Trigger: Daily batch job runs after market close, ingesting portfolio positions, cost basis, and market data from the core platform (e.g., Addepar, Orion).
Context/Data Pulled:
- Current holdings with detailed lot-level cost basis and acquisition dates.
- Unrealized gain/loss status for each lot.
- Recent trading activity (wash sale windows).
- Client's tax profile (marginal rate, state residency, AMT status).
- Portfolio target allocations and any pending model changes.
Model or Agent Action:
An AI agent analyzes the data, looking for opportunities a simple rule might miss:
- Identifies "Pairs" for Swaps: Finds securities with highly correlated substitutes (e.g., SPY vs. VOO) where selling a loss lot and buying a similar ETF can maintain market exposure.
- Evaluates Concentration Risk: Flags loss lots in oversized positions where harvesting also aids portfolio diversification.
- Assesses "Quality" of Loss: Prioritizes short-term losses (ordinary income deduction) and losses in high-tax-bracket years.
- Checks for Wash Sale Conflicts: Cross-references against recent purchases across all household accounts.
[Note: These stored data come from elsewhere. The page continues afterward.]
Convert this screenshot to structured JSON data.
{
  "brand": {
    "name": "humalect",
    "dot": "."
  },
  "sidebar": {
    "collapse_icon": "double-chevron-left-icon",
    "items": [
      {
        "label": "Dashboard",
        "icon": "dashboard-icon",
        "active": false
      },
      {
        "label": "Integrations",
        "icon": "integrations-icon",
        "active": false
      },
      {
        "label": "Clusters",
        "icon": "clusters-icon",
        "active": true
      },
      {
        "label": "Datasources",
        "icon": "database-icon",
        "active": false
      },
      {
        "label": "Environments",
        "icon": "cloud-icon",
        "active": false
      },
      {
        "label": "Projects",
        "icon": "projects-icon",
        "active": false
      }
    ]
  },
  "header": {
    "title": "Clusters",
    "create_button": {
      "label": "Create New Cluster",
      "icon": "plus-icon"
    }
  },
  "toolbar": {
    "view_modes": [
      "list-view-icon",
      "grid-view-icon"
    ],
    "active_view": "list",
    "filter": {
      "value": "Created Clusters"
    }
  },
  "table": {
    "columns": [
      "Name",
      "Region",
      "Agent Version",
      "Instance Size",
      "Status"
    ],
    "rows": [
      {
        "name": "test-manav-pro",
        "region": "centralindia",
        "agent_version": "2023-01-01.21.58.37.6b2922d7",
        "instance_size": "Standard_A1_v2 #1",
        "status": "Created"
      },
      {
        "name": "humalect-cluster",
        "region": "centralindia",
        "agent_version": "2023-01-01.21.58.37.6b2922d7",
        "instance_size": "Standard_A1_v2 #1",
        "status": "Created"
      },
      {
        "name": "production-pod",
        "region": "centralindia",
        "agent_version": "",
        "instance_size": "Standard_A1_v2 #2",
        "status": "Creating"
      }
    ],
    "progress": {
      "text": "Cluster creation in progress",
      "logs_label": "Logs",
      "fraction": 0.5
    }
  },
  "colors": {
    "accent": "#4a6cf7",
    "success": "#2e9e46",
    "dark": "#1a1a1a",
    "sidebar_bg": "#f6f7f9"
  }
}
The agent generates a ranked list of actionable lots with a brief rationale.
System Update or Next Step:
High-confidence recommendations within predefined parameters (e.g., loss > $1k, high correlation score) are automatically created as "Proposed Harvest" tasks in the tax software or advisor workflow queue. All recommendations are logged with the agent's reasoning for audit.
Human Review Point: The advisor or portfolio manager reviews the proposed list in the system's UI, approving, rejecting, or modifying suggestions before any trades are placed.